На цветастом покрывале лежала Хайна.
Такая – тихая.
Лёгкая улыбка застыла на её сочных губах.
Длинные чёрные ресницы, кажется, сейчас взмахнут и откроют небесно-голубые глаза.
«Спит. Испугал кто? Узнаю, кто, убью, задушу своими руками», – облегчённо подумал Теймур и, тихо подойдя, присел рядом и взял её за руку.
Мертвенный холод обдал его горячую ладонь и мужчина, испуганно отдёрнув руку, посмотрел на любимую.
Только сейчас, вблизи, он увидел расползшееся мокрое пятно на её груди, распустившееся алым цветком на красной шёлковой рубахе.
Что?
Нет!
Это просто разлитое вино!
Трепещущей рукой каюм потянулся к нему и на мгновенье так и замер с поднятой рукой, понимая и, в то же время, не желая принимать страшную правду.
Нет.
Сейчас она откроет глаза.
Сядет.
Покорно посмотрит на него.
Столько лет прошло?
Почему она до сих пор не смогла простить и полюбить его?
Ведь он так много сделал. Вся степь была в его власти. И даже народ, так боящийся его в начале пути, теперь уважал и боготворил его.
Нет, конечно, и боялся тоже. Боялся его строгости, дисциплины.
Но как же без этого?
Разве мог он достигнуть всего этого, не держа руку крепким кулаком?
Только так, жёстко поддерживая налаженный порядок, можно сохранить власть.
Он сдержал своё слово, данное степнякам.
Ни одного из них он не покарал просто так, ради мести или забавы.
Все, казнённые им, этого заслуживали: кто за трусость, кто за бесчинство к соплеменникам.
Но, с другой стороны, и награды для лучших из его когана, были достойными. Если ты хороший воин, то ждут тебя чины и богатство.
Да, в начале пути ему пришлось пожертвовать многими достойными людьми. Но все они были, так или иначе, против него самого и против его планов. И народ в то время был на их стороне. Разве мог он позволить тем ничтожным в своей власти людишкам отнять у него мечту?
Хайна.
Теймур понимал, что всё, что удерживало её около него, это сначала любовь к матери и брату, а потом, после того, как старуха умерла, а Алгаш вступил в ряды его воинов, их сын.

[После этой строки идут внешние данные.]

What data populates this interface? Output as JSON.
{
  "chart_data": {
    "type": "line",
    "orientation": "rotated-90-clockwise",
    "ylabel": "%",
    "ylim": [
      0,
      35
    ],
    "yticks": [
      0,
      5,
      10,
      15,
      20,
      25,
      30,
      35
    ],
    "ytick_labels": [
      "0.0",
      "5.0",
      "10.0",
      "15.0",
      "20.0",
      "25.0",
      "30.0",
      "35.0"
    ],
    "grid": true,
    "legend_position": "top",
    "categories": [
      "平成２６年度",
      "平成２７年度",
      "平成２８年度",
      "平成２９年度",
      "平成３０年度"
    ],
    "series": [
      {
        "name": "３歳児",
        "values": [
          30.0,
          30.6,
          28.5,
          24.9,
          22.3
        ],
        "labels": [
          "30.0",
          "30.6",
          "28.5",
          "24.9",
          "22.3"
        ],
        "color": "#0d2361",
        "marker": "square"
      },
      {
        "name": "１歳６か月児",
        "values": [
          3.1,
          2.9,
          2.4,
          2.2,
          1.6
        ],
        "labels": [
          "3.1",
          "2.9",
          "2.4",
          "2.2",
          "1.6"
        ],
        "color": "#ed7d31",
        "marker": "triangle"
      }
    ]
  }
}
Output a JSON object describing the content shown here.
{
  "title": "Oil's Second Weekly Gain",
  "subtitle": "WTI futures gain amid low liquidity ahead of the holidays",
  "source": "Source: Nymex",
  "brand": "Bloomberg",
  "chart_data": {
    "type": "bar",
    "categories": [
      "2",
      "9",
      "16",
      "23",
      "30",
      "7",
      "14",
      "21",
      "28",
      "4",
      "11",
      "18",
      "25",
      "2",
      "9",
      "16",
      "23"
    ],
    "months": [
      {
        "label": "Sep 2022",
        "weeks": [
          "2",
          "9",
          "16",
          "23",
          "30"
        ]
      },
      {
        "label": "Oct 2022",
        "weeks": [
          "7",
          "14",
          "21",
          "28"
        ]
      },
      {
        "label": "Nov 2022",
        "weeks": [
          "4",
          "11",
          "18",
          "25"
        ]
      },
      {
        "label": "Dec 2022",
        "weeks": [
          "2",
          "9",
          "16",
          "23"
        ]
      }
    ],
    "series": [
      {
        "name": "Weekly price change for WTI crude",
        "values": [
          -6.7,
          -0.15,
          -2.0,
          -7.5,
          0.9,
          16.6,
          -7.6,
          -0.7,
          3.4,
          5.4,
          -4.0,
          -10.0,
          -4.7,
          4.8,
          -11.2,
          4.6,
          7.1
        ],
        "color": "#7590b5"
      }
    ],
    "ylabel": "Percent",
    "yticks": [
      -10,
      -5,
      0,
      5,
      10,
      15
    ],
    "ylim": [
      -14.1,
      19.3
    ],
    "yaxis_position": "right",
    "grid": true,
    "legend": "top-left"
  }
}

Пусть он и не был плодом их любви, но она выносила его под своей грудью и, как и любая женщина, любила своё чадо не меньше, чем отец.
И он, их сын, любил мать не меньше, чем его отец.
Лёгким движением Теймур коснулся груди женщины и почувствовал на своих пальцах вязкую, так хорошо знакомую ему массу.
Освещаемый тусклым светом лампады, Дохлый, аккуратно расставляет разбросанные по трюму тюки и бочки и недовольно ворчит::
–То – же мне, нашли мальчика на побегушках! Дохлый, туда, Дохлый, сюда! Сделай то, сделай это! Затем, что ли, в море пошёл? Рыбачил бы себе да рыбачил. Думал, вот, в разных странах побываю, диковинки всякие посмотрю…
Вздохнув, он присаживается на край деревянного короба и, поставив перед собой амфору с изображёнными на ней обнажёнными девами, продолжает вещать:
–А на деле что? На берег сойти и то путём не дали. Говорят, молод ещё, опыта нет. Да и драчливый. Натворю что, потом расхлёбывай. А я что? Я смирный! Меня не тронь и я не буду.
Задумываясь, он с силой сжимает жилистые руки и смотрит на них:
–И этот, то – же мне, устроил петушиные бои всем на смех. Я то что, думал, по всем правилам, как на большом базаре. А это что? Поржать, да и только! Э-эх, – вздыхает он, – кулаки чешутся. Подраться бы! Что б по-настоящему, по-мужски. Да не с кем. Боцман узнает, семь шкур спустит.
Услышав тихий шорох у стены, мужчина замолкает и тут же, погрозив в сторону пальцем, предупреждает:
–Э, нет! Не обманешь! Кис-кис, рыжик, выходи!
И, взяв лампу, в наклон идёт на звуки:
– Киса, киса, кис-с! Иди, маленький, я тебя не обижу! Кис- кис!
Из-за бочки мелькнул рыжий хвост и, подойдя ближе, Дохлый заглянул за неё, осветив высоко поднятой лампой лежащего без сознания мужчину, о ноги которого тёрся рыжий негодник.